If you find yourself consistently "in love" with people who are emotionally unavailable, married to their careers, or just plain uninterested, it’s time to put the poetry book down and look at the blueprints.
The Mirror of Self-Worth
The hard truth is this: We accept the love we think we deserve. If you are deeply "in love" with someone who cannot or will not love you back, it’s rarely about their unique magic. It’s often about a lack of self-love so profound that we’ve convinced ourselves we have to "earn" a seat at the table.
When we don't feel inherently worthy, we don't look for partners—we look for projects or judges. We choose people who treat us the way we secretly treat ourselves: as an afterthought.
It’s Not "Fate," It’s a Compulsion
Let’s call these patterns what they actually are:
Codependency: The belief that if you can just "fix" their unavailability or be "perfect" enough to change their mind, you’ll finally be okay.
Obsessive-Compulsive Loops: Your brain gets stuck on the "what ifs," using the fantasy of this person as a hit of dopamine to avoid the cold reality of your own loneliness.
The Trauma Re-Enactment: For many of us—especially those surviving in the margins—unrequited love is just a remix of childhood. If you had to perform or beg for care from caregivers, your adult brain mistakes "the chase" for "chemistry."
The Systemic Setup
Of course, we aren't broken in a vacuum. We live under capitalism, which thrives on the idea that we are never "enough" and must constantly consume or achieve to have value. We live under patriarchy and white supremacy, systems built on hierarchies that tell certain bodies and identities they are inherently "lesser-than."
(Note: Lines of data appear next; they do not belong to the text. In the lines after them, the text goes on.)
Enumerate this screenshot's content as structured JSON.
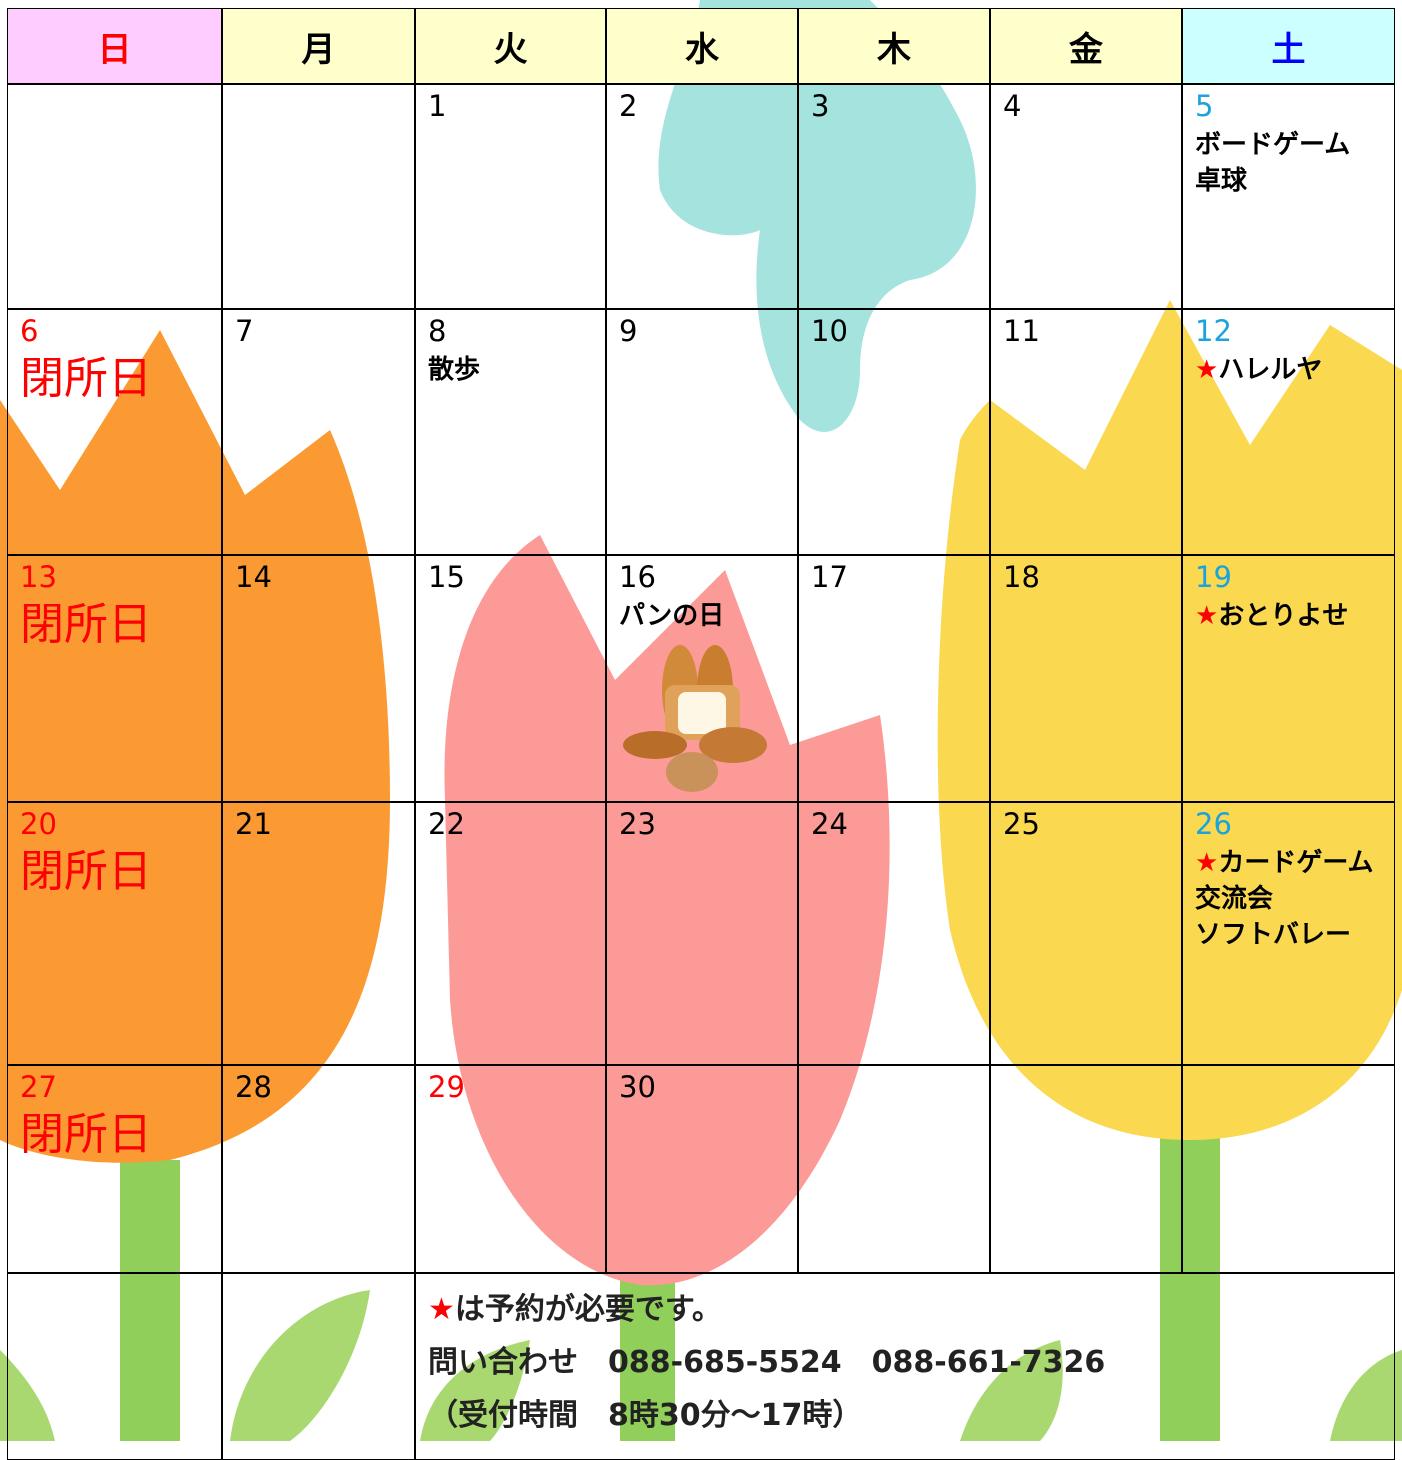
{
  "header": {
    "days": [
      "日",
      "月",
      "火",
      "水",
      "木",
      "金",
      "土"
    ]
  },
  "weeks": [
    [
      null,
      null,
      {
        "date": 1
      },
      {
        "date": 2
      },
      {
        "date": 3
      },
      {
        "date": 4
      },
      {
        "date": 5,
        "events": [
          "ボードゲーム",
          "卓球"
        ]
      }
    ],
    [
      {
        "date": 6,
        "events": [
          {
            "text": "閉所日",
            "style": "closed"
          }
        ]
      },
      {
        "date": 7
      },
      {
        "date": 8,
        "events": [
          "散歩"
        ]
      },
      {
        "date": 9
      },
      {
        "date": 10
      },
      {
        "date": 11
      },
      {
        "date": 12,
        "events": [
          {
            "mark": "★",
            "text": "ハレルヤ"
          }
        ]
      }
    ],
    [
      {
        "date": 13,
        "events": [
          {
            "text": "閉所日",
            "style": "closed"
          }
        ]
      },
      {
        "date": 14
      },
      {
        "date": 15
      },
      {
        "date": 16,
        "events": [
          "パンの日"
        ]
      },
      {
        "date": 17
      },
      {
        "date": 18
      },
      {
        "date": 19,
        "events": [
          {
            "mark": "★",
            "text": "おとりよせ"
          }
        ]
      }
    ],
    [
      {
        "date": 20,
        "events": [
          {
            "text": "閉所日",
            "style": "closed"
          }
        ]
      },
      {
        "date": 21
      },
      {
        "date": 22
      },
      {
        "date": 23
      },
      {
        "date": 24
      },
      {
        "date": 25
      },
      {
        "date": 26,
        "events": [
          {
            "mark": "★",
            "text": "カードゲーム交流会"
          },
          "ソフトバレー"
        ]
      }
    ],
    [
      {
        "date": 27,
        "events": [
          {
            "text": "閉所日",
            "style": "closed"
          }
        ]
      },
      {
        "date": 28
      },
      {
        "date": 29,
        "holiday": true
      },
      {
        "date": 30
      },
      null,
      null,
      null
    ]
  ],
  "footer": {
    "notes": [
      {
        "mark": "★",
        "text": "は予約が必要です。"
      },
      {
        "text": "問い合わせ　088-685-5524　088-661-7326"
      },
      {
        "text": "（受付時間　8時30分～17時）"
      }
    ]
  }
}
When the world constantly broadcasts that you are disposable because of your race, gender identity, or class, it’s no wonder that "trauma-bonding" to an unavailable person feels like home. We’ve been conditioned by colonization to believe our value is external—that we must be chosen by an "authority" to be valid.
Waking Up from the Dream
Being "in love" with someone who doesn't love you isn't a sign of your great capacity for devotion; it’s a red flag for your relationship with yourself. It’s a protective mechanism. As long as you’re chasing someone you can’t have, you’re "safe" from the terrifying vulnerability of a real, reciprocal relationship where you might actually be seen—flaws and all.
Healing isn't about finding someone "better." It's about dismantling the internal belief that you aren't worthy of being loved without a struggle. It’s about recognizing that "longing" is often just "loathing" turned outward.
Disclosure: This blog article was written with the assistance of AI, however the topic, themes, sociopolitical perspectives, tone and style were derived solely from the author.